Of the other firms in the group, Lovells has seen by far the greatest turnover growth over the past decade, with its May 2009 revenue of £531m sitting 222 per cent above its May 1999 figure of £165m. Despite this the firm’s historic problems with profitability ­continue, with 10-year PEP growth sitting at 43 per cent. RPP growth has also been muted, rising by 55 per cent, from £971,000 10 years ago to £1.5m in May 2009. Partner numbers over the period have grown from 170 to 349.

International ­exposure has been a major contributor to strong revenue growth, with pound and dollar strength uplifting results in the past financial year. Just 42 per cent of the firm’s revenue is now generated in the UK.

“Given that so much of our business now comes from outside the UK, the currency effect inflated our revenue figure [in the past year], but it also inflated our costs,” explains managing ­partner David Harris.

Looking at the firm’s international spread, Harris says that while London “felt the effects of the recession at the sharp end”, Asia and the Middle East, which account for 10 per cent of total ­revenue at £53.1m, performed well in the past year. Harris also points to Germany and Moscow as being strong generators.

PEP step

While Lovells was the strongest firm in the group in terms of 10-year revenue growth, Simmons had the strongest ­showing in terms of PEP. Over the period PEP grew by 144 per cent, from £213,000 in May 1999 to £520,000 in May 2009.

This is a stunning performance given its PEP woes at the beginning of the decade. That said, the firm managed to turn its financial inertia around early on, with 2000-01 being a breakthrough year: PEP rose by 62 per cent to £412,000 and turnover was up 27 per cent to £149m. The firm’s PEP received another major boost in 2004-05, with a rise of 40 per cent taking it to £385,000, thanks in part to culling a number of partners and suffering the loss of a few more.

PEP suffered in 2002-03 because of heavy investment in the international ­network, with partners prepared to take the hit while turnover continued to rise. In 2001-02 Simmons invested ­heavily in its European business, merging with Dutch firm Nolst Trenité, opening in Düsseldorf and extending its Italian presence by ­merging in Padua. It also launched in Tokyo with local firm TMI Associates and formed a joint venture between its ­Lisbon office and Brazilian firm Veraino.

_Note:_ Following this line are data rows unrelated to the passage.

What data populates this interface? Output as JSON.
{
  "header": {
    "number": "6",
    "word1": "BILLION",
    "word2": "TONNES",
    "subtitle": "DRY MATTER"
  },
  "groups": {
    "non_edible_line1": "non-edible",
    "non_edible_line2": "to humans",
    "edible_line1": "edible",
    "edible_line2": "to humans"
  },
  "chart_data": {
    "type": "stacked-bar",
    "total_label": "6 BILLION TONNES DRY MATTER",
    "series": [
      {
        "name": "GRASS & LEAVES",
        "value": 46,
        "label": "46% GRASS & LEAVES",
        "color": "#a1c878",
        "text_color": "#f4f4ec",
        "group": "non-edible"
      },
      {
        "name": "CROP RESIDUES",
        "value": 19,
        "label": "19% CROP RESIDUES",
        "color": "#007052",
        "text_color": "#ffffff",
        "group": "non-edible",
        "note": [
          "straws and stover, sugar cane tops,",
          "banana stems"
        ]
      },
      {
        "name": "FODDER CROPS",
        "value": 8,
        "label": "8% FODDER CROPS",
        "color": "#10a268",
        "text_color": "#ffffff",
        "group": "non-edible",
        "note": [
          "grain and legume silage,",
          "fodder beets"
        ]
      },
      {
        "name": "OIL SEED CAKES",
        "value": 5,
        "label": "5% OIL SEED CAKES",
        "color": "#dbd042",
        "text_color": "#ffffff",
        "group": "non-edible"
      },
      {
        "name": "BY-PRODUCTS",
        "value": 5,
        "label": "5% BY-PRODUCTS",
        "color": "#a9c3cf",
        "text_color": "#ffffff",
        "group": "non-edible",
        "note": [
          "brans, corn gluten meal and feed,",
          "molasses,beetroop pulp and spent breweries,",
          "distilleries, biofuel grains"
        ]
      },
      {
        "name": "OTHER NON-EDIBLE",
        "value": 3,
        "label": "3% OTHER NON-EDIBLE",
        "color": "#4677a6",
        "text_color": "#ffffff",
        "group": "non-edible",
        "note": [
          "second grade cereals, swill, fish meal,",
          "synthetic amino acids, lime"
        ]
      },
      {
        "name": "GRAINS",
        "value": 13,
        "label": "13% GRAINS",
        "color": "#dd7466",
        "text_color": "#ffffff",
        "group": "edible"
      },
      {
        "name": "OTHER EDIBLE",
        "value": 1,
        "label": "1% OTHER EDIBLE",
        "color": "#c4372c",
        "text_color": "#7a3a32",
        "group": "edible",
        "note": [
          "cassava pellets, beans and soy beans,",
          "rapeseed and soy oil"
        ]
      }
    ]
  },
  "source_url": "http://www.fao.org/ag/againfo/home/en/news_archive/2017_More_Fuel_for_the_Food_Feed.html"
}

In 2008-09 50 per cent of revenue (£143.8m) came from the network. At £1.26m RPP fell slightly on the previous year’s £1.28m, but was 60 per cent higher than the May 1999 figure of £788,000.

Weathering the form

The other firms in the peer group, Camerons and Norton Rose, suffered PEP drops of 15 and 17 per cent respectively over the past financial year, but both have built strong enough foundations over the past decade and should be able to weather the recession reasonably unscathed.

The growth of their international ­networks has been key, with Camerons managing partner Duncan Weston, who ran the firm’s Central and Eastern ­European (CEE) operations before taking over the firm as a whole in April 2008, a keen proponent of the firm’s profitable CEE network.

Norton Rose has followed an ­expansionist strategy in recent years, ­opening nine new offices in the 2006-07 financial year alone. The future for the firm bodes well if its tie-up with Australian firm Deacons, which has an extensive Asian ­network, can bed down as planned.